Sunday, January 30, 2011

How they really think about you

At the World Economic Forum at Davos, Switzerland, on Saturday, Larry Summers, former head of the White House National Economic Council, endorsed Barack Obama's stimulus spending.
"The highest priority has to attach to establishing strong and significant growth," said Summers....
He got immediate pushback from Edmund Kelly, CEO of Liberty Mutual insurance company, one of whose first actions on joining the company in 1992 was to fire 1500 employees. He said
the U.S. fiscal expansion was acceptable on condition that the country lowers the long-term cost of employment by slashing benefits.

The U.S., he said, "can stimulate in the short term and at the same time give the world the confidence that we as a country are willing to make the tough decisions on the long-term cost of benefits, whether heath care or pensions," he said.
But not, it would appear, on corporate salaries - Kelly took in a cool $27 million in 2005 - and perks.

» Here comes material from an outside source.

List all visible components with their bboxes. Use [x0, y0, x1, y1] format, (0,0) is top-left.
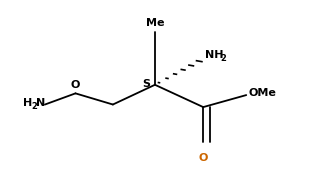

Danish labor leader (or, as the article labeled him, "union boss") Peter Waldorff objected, pointing out that 30 million people worldwide had lost their jobs over the past two years and said nations should "secure people a minimal salary, some social security, some pension benefits."
What's affordable, Waldorff said, was a matter of priority: "How many trillions could we raise overnight to save the biggest business in the United States?"

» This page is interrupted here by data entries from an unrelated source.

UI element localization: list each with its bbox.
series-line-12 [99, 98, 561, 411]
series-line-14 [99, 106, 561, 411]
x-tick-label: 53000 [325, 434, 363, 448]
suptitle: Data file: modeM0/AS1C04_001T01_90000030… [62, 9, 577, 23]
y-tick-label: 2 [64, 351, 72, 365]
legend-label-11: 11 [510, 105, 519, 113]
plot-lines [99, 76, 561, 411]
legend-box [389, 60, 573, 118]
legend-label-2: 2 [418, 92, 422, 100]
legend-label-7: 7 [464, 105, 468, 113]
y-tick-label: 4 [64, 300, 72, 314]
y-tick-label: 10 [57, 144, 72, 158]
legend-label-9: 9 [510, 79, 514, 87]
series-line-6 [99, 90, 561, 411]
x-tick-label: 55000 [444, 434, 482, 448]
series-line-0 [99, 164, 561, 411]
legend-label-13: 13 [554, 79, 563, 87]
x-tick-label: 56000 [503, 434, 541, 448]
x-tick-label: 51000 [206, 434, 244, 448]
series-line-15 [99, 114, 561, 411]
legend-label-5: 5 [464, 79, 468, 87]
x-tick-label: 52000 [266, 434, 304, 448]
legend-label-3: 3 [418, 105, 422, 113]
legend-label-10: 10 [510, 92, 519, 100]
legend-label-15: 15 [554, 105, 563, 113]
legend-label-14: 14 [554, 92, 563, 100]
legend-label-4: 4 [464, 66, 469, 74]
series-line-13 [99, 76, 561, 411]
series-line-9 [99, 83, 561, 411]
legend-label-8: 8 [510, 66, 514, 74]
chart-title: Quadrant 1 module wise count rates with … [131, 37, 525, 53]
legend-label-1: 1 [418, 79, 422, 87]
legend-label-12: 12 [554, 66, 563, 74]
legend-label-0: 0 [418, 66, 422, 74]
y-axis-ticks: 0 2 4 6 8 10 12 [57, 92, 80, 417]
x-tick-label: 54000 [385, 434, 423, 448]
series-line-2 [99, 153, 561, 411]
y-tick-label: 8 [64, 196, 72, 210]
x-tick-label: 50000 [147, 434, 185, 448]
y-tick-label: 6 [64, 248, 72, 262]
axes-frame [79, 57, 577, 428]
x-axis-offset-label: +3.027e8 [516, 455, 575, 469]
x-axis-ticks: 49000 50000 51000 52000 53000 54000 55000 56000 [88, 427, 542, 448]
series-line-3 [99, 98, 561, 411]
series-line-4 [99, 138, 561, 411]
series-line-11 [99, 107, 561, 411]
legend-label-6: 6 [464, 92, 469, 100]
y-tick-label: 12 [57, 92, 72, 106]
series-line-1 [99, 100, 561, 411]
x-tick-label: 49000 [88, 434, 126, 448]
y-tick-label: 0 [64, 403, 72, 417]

Kelly countered that the U.S. bailout fund, known as the Troubled Asset Relief Program, or TARP, was likely to recoup most or all of the money disbursed.
Which is true and so sounds like a clever retort - provided you don't actually think about it. What it actually does, though, is ignore or perhaps better said evade Waldorff's point, which was that the money to bail out the banks and the bankers was raised and it was raised more or less overnight. When it was decided the corporate world needed the cash, it was found. It was there. When that TARP money went out, the feds hoped to recover most of it - but they had no real idea if they would or not. That was not a requirement of the program going in and while it was a consideration, the consideration was "Big powerful companies need our help! We must not fail them lest the thunder of their fall doom us all!"

It's always the way: When people need help, you have to justify doing it. When big corporations need help, you have to justify not doing it. Because that is how they think of you: You are just not that important.

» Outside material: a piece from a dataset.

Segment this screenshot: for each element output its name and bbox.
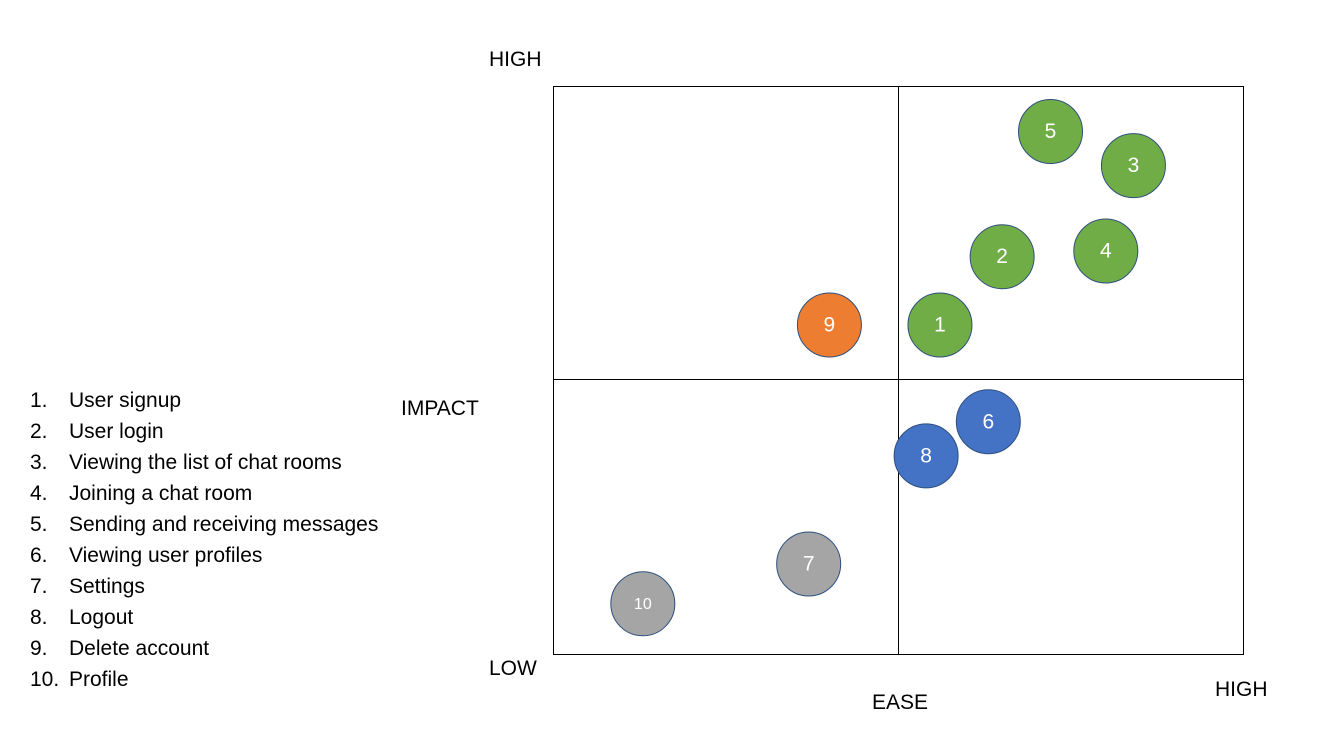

Footnote: It's attitudes like Kelly's that always tempt me to say these meetings are held in Davros.

4 comments:

JayV said...

Heh. For Kelly that's "The American Experience." (Hint: click this link and you'll get my pun.)

Happy New Year.

LarryE said...

I'm not sure I do. The first thing that came up was a trailer about a TAE episode about the Greely Expedition which certainly seems to have a spiritual resonance, but if that's not it, then I have to confess I'm not sure of the pun.

And HNY to you, too. Did that thing in Attleboro in November come off?

JayV said...

Well my (maybe lame) pun was referring to Liberty Mutual's sponsorship of the American Experience. Bit of a stretch. But I was appalled by Kelly's remarks especially juxtaposed with Liberty Mutual's slick sponsorship promo's on the PBS program.

We drove down to the horror fest in Foxboro. Our short was presented after lunch on the last day of the festival. Apart from one other person, the four of us who drove down were the only people who saw it at the festival. We had wanted to see a real theatre audience's reaction. The organisers may have had good intentions, but it was badly planned; and the fact that the theatre in Providence suddenly became unavailable meant that the they had to scramble to find a new venue.

Tuesday's the Day! "To Die For," the first short of our series based on urban legends will premiere on February 1.

http://legendsofurbanhorror.com/index.html

http://deadfi.blogspot.com/

LarryE said...

Ah. I didn't notice the sponsorship. Duh.

OTOH, I still think the Greely expedition still has a certain spiritual resonance with Kelly's attitude. :-)

Too bad about Attleboro and good luck with the film!